Only twice in my life have I been told to go back to my own country.
For a Latino of my generation, that is extraordinarily low, but I guess I live a charmed life (hey, don’t we all, blessed as we are to live in Trump’s America).
In one case, the implication was that I should pack up and head out to some nameless Latin American nation. In the other, I was told, specifically, to “go back to Japan.”
Considering that I was born in Wisconsin (and I’m not even slightly Japanese), both of these demands were misguided.
And oh yes, there were also racist as fuck.
Just about every ethnic minority and/or immigrant will tell you that it is a bigoted, hateful attack to tell someone to get out of America and, to use the president’s phrasing, “go back [to] the totally broken and crime infested places from which they came.”

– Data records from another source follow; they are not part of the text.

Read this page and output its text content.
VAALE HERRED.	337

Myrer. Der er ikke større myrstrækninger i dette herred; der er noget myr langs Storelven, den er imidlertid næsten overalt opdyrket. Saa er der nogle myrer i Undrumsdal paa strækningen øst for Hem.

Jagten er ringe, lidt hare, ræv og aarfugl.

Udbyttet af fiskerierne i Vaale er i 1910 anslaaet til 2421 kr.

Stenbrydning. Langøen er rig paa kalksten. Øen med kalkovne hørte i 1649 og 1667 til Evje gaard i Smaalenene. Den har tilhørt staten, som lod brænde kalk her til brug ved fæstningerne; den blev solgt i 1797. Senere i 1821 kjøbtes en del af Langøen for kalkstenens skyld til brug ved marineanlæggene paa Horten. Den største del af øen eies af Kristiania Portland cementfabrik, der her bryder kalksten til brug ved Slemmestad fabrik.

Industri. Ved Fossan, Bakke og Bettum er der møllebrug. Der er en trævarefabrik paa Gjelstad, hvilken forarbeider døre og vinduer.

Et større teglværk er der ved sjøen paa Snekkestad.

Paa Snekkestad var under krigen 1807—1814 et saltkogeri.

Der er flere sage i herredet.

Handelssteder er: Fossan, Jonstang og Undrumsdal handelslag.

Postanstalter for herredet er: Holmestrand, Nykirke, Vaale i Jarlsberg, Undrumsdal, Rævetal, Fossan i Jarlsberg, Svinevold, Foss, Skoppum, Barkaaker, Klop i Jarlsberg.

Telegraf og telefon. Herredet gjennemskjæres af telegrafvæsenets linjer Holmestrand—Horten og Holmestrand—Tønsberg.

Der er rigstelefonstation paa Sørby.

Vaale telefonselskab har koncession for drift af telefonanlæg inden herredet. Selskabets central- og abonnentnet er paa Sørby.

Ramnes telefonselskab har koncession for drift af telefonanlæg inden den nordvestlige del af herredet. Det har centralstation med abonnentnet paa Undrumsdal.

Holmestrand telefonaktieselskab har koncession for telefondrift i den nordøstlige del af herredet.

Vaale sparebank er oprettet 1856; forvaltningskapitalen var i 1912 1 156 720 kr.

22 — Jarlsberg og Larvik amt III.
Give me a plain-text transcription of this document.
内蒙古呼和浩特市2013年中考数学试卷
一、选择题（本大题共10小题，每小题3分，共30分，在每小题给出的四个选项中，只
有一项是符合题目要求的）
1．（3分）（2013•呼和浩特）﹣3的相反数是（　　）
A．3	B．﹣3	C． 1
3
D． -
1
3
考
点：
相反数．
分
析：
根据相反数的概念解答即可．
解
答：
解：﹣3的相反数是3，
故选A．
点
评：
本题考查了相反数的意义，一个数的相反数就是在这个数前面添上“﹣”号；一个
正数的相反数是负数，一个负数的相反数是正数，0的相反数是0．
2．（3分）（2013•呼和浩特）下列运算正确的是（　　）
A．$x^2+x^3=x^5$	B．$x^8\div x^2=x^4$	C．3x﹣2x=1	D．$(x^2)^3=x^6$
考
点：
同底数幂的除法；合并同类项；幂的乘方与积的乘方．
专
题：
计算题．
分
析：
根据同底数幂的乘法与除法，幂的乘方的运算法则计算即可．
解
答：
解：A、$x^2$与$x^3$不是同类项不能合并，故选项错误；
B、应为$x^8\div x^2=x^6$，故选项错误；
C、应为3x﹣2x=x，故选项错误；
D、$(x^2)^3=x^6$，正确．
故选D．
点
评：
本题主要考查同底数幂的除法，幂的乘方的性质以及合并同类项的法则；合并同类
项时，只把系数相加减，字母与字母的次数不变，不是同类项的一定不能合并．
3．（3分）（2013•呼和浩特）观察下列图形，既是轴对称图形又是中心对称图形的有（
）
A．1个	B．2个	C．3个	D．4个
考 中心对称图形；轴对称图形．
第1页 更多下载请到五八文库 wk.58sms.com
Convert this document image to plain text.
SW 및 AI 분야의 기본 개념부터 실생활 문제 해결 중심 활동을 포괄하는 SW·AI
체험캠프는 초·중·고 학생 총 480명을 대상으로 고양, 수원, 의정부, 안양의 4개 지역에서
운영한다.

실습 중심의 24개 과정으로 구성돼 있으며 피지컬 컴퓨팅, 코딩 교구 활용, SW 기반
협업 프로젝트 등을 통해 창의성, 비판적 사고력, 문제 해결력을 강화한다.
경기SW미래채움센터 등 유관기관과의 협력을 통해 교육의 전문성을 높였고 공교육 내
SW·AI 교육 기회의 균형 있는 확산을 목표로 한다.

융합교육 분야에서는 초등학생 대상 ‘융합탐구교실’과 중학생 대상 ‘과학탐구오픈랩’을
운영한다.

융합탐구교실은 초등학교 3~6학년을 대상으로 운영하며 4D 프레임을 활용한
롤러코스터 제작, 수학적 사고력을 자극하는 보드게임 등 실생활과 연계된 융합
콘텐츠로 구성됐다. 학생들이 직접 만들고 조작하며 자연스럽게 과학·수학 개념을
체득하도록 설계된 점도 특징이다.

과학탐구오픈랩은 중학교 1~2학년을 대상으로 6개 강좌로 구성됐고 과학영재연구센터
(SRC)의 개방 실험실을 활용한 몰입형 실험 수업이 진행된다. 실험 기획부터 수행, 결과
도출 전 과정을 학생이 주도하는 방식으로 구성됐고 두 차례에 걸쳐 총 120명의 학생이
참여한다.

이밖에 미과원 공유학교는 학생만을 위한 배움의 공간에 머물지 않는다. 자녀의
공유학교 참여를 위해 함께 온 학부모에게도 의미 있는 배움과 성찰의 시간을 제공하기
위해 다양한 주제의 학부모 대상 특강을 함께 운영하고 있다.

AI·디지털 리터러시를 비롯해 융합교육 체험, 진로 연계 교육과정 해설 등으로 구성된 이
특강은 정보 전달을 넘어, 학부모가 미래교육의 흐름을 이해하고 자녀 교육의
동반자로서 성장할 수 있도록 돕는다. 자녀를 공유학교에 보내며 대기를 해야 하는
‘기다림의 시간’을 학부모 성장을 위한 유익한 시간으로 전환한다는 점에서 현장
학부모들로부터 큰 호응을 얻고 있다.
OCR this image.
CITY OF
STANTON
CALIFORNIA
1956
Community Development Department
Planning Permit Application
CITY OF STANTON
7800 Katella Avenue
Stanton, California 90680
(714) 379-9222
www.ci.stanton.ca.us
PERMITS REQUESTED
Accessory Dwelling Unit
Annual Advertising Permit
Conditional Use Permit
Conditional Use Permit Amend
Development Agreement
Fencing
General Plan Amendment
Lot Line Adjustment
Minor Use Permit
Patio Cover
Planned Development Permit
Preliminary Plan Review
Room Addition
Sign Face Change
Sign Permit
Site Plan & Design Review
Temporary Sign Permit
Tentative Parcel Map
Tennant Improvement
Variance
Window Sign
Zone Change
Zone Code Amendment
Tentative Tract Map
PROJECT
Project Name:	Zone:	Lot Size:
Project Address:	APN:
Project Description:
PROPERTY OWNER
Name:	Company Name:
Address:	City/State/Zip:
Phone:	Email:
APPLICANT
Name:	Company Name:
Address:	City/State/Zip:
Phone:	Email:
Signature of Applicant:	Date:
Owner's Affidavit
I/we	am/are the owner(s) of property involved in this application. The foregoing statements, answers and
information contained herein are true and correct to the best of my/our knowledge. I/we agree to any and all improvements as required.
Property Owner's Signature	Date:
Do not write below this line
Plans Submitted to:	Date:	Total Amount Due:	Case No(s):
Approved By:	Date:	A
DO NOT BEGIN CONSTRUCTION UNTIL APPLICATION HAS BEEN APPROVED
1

Fortunately, our guardians of racial sensitivity — white, male Republicans — are here to tell you that there is nothing racist about this verbal bromide. And they should know, because they’ve been told many times to go back to Europe or the Caucasus Mountains, or something… ok, no. That shit never happens.
Because telling someone to go back to his own country is an insult aimed exclusively at ethnic minorities. It simply doesn’t work if hurled at a white person.
And with this latest tweet-storm, “not only is Trump rekindling a nasty historical talking point about immigrants, he’s apparently otherizing brown-skinned members of Congress by implying they are foreigners who … may not love this country.”
And yet, we have the president’s defenders insisting that his tweets weren’t xenophobic, or that he meant the members of the Squad should visit their home districts more often, or that liberals are the real racists, or that those pesky ladies are communists (really, is it 1982 again?).
Mostly, the GOP has remained silent, as they will even when Trump has moved on and left their party a disheveled heap of shell-shocked quislings.
The real problem, as is so often the case, is not Trump. We all know that he is a bigot. Hell, even some of his biggest fans admit that he is a white nationalist.
No, the core issue is that even after witnessing the most transparently racist action by a sitting president in recent history, more than 40 percent of Americans support the current occupant of the White House. The man’s approval rating actually went up among Republicans, and some political experts are saying it is a good re-election strategy to attack ethnic minority women.
The vexation here is that unless Trump goes on national television and shouts the N-word repeatedly, there are millions of Americans who will deny the obvious truth. They will do this to defend their past decisions, to justify their current actions, and to avoid facing unpleasant realities.
They will do this, presumably, until the day they die.
And nothing will ever change their minds.